There are about a dozen independent websites for the Egyptian stock market. Some have grown so popular that market-oriented chat rooms reach their occupancy moments after the market’s opening bell. The quality of chat and forum postings varies, from verified news stories to baseless rumors. It’s permissible to exchange such views in a free market. However, the stock exchange monitors these websites, and follows up rumors with company officials to verify their accuracy.
None of this constitutes illegal insider trading. While CEOs revealing new company information in a chat room without first informing the CASE might find themselves in violation of disclosure rules, the information being discussed in chat rooms exists in the public realm.
But another scheme, whereby investors work together to trade in heavy volumes to drive up a stock price in order to profit, is certainly illegal. People who are unaware of the conspiracy, or even those who suspect a plot and still buy what they perceive as a hot stock, usually get burned. Once the skyrocketing stock lures enough investor interest, the conspirators dump the stock, causing the price to plummet. Suddenly the stock is worth a fraction of the amount it was bought for, and scores of investors eventually sell their shares for a loss.

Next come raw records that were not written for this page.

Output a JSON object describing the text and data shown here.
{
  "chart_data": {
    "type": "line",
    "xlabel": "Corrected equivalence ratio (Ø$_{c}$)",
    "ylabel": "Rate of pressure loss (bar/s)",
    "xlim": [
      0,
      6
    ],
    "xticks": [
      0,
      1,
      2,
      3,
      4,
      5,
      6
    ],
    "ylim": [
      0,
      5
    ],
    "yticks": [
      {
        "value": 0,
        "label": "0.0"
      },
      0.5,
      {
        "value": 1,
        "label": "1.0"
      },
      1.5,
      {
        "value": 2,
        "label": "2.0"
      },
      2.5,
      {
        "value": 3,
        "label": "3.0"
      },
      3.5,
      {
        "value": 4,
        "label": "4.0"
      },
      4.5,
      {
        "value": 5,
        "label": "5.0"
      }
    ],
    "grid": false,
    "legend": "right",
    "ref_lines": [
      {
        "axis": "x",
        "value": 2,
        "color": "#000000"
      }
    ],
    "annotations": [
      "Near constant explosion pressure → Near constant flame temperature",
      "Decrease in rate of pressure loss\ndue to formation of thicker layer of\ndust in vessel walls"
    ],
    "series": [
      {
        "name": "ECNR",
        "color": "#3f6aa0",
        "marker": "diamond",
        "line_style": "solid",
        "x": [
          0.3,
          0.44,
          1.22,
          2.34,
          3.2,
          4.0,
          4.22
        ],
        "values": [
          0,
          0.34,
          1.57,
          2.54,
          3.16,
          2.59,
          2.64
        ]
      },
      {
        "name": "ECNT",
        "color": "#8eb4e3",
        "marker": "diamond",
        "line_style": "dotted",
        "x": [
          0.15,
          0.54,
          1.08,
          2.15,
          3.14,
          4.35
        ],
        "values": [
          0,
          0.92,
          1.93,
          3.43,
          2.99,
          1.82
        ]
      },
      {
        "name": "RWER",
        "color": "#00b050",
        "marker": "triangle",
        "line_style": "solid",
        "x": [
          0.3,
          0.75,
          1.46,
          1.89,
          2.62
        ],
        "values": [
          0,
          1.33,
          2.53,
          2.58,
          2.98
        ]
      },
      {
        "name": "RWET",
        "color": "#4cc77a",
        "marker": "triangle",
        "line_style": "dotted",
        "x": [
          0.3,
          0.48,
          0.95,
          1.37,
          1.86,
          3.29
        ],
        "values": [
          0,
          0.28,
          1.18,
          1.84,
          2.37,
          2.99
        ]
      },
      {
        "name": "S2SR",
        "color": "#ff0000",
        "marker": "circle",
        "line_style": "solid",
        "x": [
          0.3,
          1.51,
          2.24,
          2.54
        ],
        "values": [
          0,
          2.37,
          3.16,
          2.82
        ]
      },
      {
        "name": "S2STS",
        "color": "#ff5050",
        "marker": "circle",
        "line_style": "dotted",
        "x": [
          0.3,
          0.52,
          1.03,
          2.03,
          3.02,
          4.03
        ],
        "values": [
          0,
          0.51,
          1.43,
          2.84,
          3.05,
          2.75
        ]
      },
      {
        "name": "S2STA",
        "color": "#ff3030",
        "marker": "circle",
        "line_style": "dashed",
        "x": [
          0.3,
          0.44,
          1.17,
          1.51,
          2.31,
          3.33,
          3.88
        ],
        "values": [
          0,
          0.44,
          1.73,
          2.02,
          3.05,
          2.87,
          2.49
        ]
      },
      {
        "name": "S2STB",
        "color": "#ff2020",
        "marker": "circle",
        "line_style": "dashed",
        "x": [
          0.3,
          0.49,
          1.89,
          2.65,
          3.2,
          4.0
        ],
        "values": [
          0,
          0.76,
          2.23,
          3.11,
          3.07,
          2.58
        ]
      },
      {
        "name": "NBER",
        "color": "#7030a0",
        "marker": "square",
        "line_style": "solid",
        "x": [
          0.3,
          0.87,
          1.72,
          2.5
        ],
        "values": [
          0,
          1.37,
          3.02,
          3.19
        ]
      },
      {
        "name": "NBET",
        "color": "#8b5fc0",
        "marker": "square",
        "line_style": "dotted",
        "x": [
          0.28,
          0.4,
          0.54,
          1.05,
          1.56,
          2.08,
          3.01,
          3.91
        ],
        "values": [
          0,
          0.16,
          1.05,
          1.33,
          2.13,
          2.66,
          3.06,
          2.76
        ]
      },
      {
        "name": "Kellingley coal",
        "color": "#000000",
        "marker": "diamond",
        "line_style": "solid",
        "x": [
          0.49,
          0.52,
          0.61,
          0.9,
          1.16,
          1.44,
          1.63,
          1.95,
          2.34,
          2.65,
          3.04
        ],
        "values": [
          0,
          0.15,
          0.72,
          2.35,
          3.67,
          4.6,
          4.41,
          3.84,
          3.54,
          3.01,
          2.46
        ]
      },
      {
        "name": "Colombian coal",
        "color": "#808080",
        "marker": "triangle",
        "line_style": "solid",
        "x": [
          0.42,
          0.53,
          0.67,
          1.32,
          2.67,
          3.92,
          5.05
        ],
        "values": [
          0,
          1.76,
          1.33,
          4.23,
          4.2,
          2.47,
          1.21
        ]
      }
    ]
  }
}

Manipulating a stock price for a blue-chip company is unlikely considering the huge volumes traded daily, but is more feasible for thinly traded “penny stocks.”
Securing a conviction is a matter of proving the suspect had the intent and capability to manipulate share price. Egypt’s capital market legislation allows the stock exchange to suspend the trading of individuals guilty of price manipulation. In addition, they can be imprisoned for a maximum of five years, and/or fined between LE 50,000 and LE 100,000.